Actually I think smell and taste are interrelated, being connected at the back of the throat. Just for fun, I googled "the smell of blood" and found I wasn't the only one who described the smell as salty. At least I know I'm not completely off my rocker. ::whew!:: Yes, it's also metallic, so I'd consider it an alternative. But the writer does have to use his or her imagination to come up with ways to describe smells (and sights, and sounds, and tastes, and feelings.) One could even use simile or metaphor. (For a musty smell I used "like an old attic," although I wasn't talking about an attic--simile.) Now you've all got me second guessing myself though on the blood... I still don't think it was bad.
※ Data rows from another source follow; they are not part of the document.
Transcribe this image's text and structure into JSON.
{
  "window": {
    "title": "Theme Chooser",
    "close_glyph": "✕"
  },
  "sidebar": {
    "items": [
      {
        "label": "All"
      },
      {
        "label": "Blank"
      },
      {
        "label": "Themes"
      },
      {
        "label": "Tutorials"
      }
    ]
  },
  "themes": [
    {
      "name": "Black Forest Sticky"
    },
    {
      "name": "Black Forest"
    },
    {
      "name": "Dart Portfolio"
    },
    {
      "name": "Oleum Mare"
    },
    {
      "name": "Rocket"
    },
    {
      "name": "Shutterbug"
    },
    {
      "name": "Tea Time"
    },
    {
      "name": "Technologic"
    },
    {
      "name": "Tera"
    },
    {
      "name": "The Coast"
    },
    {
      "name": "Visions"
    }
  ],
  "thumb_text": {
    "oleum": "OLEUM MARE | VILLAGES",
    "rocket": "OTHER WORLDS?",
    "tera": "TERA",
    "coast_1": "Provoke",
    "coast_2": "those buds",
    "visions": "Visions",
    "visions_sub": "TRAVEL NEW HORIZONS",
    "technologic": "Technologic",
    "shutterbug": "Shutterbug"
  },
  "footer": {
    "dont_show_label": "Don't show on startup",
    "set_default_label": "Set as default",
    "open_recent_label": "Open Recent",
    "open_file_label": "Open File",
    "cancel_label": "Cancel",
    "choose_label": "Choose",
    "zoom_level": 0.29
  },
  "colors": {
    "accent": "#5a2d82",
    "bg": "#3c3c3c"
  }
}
I actually thought it was good, and I prefer it to "metallic." I also think that most smells are also tastes. "Buttery" is a taste, but it's also a smell. So, too, I think, can smells be described as salty... or sweet... or sour... I think that sweat smells salty, as another example. Better example: The ocean has a salty smell. Sometimes it's true that blood has no smell, but when you can smell it, I think it smells salty. And sometimes metallic... although often metal also has no smell. I don't really smell anything when I open my utensil drawer or load my stapler, at least, I don't think I do... but I do think there's such a thing as a "metallic" smell. You know, none of these work in reverse though. You can't say "the bloody smell of the metal" or the "bloody smell of the salt as he filled the salt shakers." For that matter, "the sweaty smell of the salt." Ah, the things I think of when I'm tired and it's late... Charlie PS. I'm not quite sure I agree that it's easy to describe sound or sight either. I don't think anything in writing is easy, though I do enjoy it or I wouldn't be here. Sometimes I struggle with finding the right words to describe a particular sound or sight. But that's the fun and the challenge of it all. If the right words came to me instantly all the time... I don't think I'd be human. I'm sure even the best authors struggle to find the right descriptions, in all the five senses. Edit: I must answer this one. I personally believe that the best writing is butter basted to perfection, sprinkled with garlic, and then, cooked in a pre-heated oven at 450 degrees, and served with fava beans.
Yeah smell and taste are interrelated but I think that salty can be a smell. Think of the breeze you can get that passes over a body of salt water its almost like you can smell the salt content. I donno just a thought.
You risk a cliché if you use 'metallic'. I must have seen that a million times to describe the taste or smell of blood. I'm sure it's good to consider smell when writing for atmosphere, but there again not everyone is that aware of smells. I'm certainly not (too many allergies in the past has dulled my sense of smell, maybe). If this is a deficiency in my writing, I think I make up for this by being very visually aware, and having a good memory of my feelings as a child. But for some people this sense IS very important. Myself, I'd only mention smell if it really had bearing on the story. I only notice something overpowering or really unusual. It wouldn't seem natural to mention smell otherwise.
I thought this was a brilliant example. Without the smell, it definitely wouldn't be the same. You would get the visuals, but visuals and auditory sensations rarely cause someone to vomit or get sick. Bad smells always make me very queasy and I'm very reactive to how things smell in general. If a food smells nasty, no matter how good it is, I doubt I'll eat it because odor is half of the enjoyment of food. That's just an example, but smell can often conjure thoughts that other senses cannot.